Грань веков | страница 78
Разумеется, были десятки примеров, когда ссылки на новый закон не находили отклика ни у местной власти, ни у высшей. Историк приводит документы, свидетельствующие, что, и с точки зрения самого царя, позволительно облагать крестьян поборами сверх трехдневной барщины, лишь бы «крестьяне не приводились в разорение».
Однако от того, что происходило, вернемся снова к представлениям народа. Мужики (раньше всего в столичных, но затем и в более далеких краях) быстро почувствовали какую-то перемену в верхах. Облегчающие указы, особенно манифест от 5 апреля, возбуждали умы: пугачевщина еще не забыта, вера в царя-избавителя постоянна. Нарушения закона о «трех днях» и прочие крепостные тяготы рассматриваются как неподчинение дворян царской воле. Летом 1797 г. владимирский дворцовый крестьянин Василий Иванов в разговоре о господах произнес слова, попавшие вместе с доносом в Тайную экспедицию: «Вот сперва государь наш потявкал, потявкал да и отстал, видно, что его господа преодолели».
Прибавим ко всему этому замеченные, конечно, крестьянами испуг, растерянность многих помещиков, опалу и ссылку сотен дворян, и мы можем еще полнее представить тогдашний крестьянский взгляд на вещи.
Покидая деревни и мысленно переносясь во дворцы, мы также найдем нечто более сложное, нежели трактуется, например, в одной из последних работ на эту тему. «В целом павловское законодательство по крестьянскому вопросу, – пишет Л. II. Важова, – было направлено на то, чтобы, сохраняя и укрепляя крепостное право, уменьшить поводы для крестьянских волнений. ( … ) В крестьянском вопросе Павел был продолжателем крепостнической политики Екатерины II. За 1795 – 1798 гг. произошло 184 волнения крестьян».
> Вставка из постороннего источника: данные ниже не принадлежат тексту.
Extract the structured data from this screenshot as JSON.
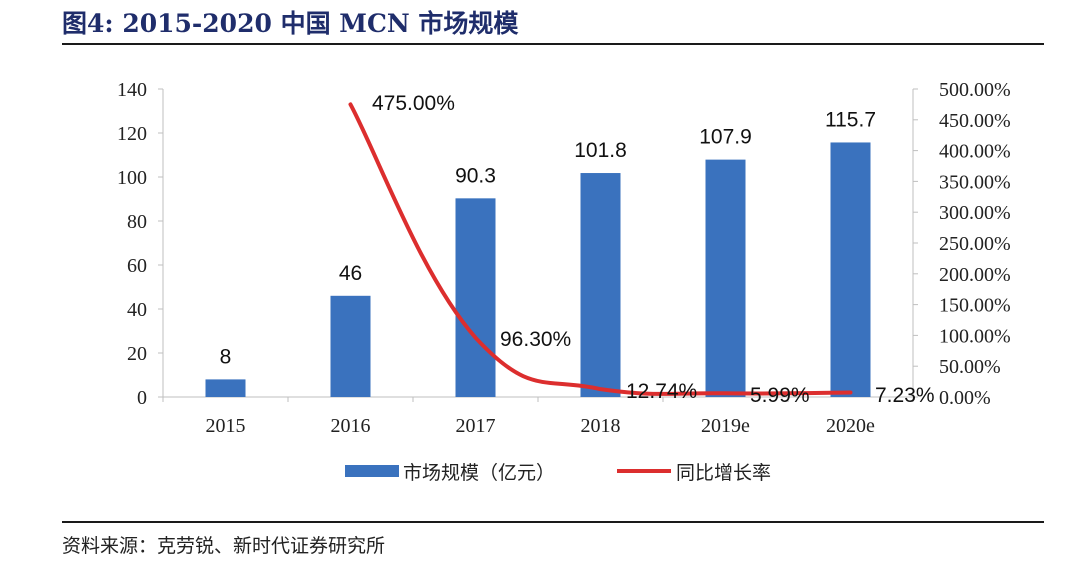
{
  "title": "图4:    2015-2020 中国 MCN 市场规模",
  "source": "资料来源：克劳锐、新时代证券研究所",
  "colors": {
    "bar": "#3a72be",
    "line": "#dc2e2e",
    "title": "#1f2d6b"
  },
  "chart_data": {
    "type": "bar",
    "categories": [
      "2015",
      "2016",
      "2017",
      "2018",
      "2019e",
      "2020e"
    ],
    "series": [
      {
        "name": "市场规模（亿元）",
        "type": "bar",
        "axis": "left",
        "values": [
          8,
          46,
          90.3,
          101.8,
          107.9,
          115.7
        ],
        "labels": [
          "8",
          "46",
          "90.3",
          "101.8",
          "107.9",
          "115.7"
        ]
      },
      {
        "name": "同比增长率",
        "type": "line",
        "axis": "right",
        "values": [
          null,
          475.0,
          96.3,
          12.74,
          5.99,
          7.23
        ],
        "labels": [
          "",
          "475.00%",
          "96.30%",
          "12.74%",
          "5.99%",
          "7.23%"
        ]
      }
    ],
    "y_left": {
      "min": 0,
      "max": 140,
      "ticks": [
        "0",
        "20",
        "40",
        "60",
        "80",
        "100",
        "120",
        "140"
      ]
    },
    "y_right": {
      "min": 0,
      "max": 500,
      "ticks": [
        "0.00%",
        "50.00%",
        "100.00%",
        "150.00%",
        "200.00%",
        "250.00%",
        "300.00%",
        "350.00%",
        "400.00%",
        "450.00%",
        "500.00%"
      ]
    },
    "grid": false,
    "legend": "bottom"
  }
}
Действительно, волнения крепостных, особенно в Орловской губернии, были сильны, и в них участвовали тысячи крестьян. И тем не менее в приведенных строках явно смешивается объективное и субъективное; то, что для нас очевидно как безусловное крепостничество, не всегда представлялось таковым же Павлу I. Разумеется, мы прежде всего размышляем над тем, «что из этого вышло», и тут спора нет: крепостное право оставалось… Но ведь нас интересуют и те идеологические формы, в которых сознание исторического деятеля отражает реальную действительность. Смешно называть Павла «народным царем», но мало что дает и формула «продолжатель крепостнической политики Екатерины II». Если мы соединим «крестьянские» указы Павла с «дворянскими», то получим картину достаточно сложную (вспомним фразу прусского посла: «Недовольны вес, кроме городской черни и крестьян»).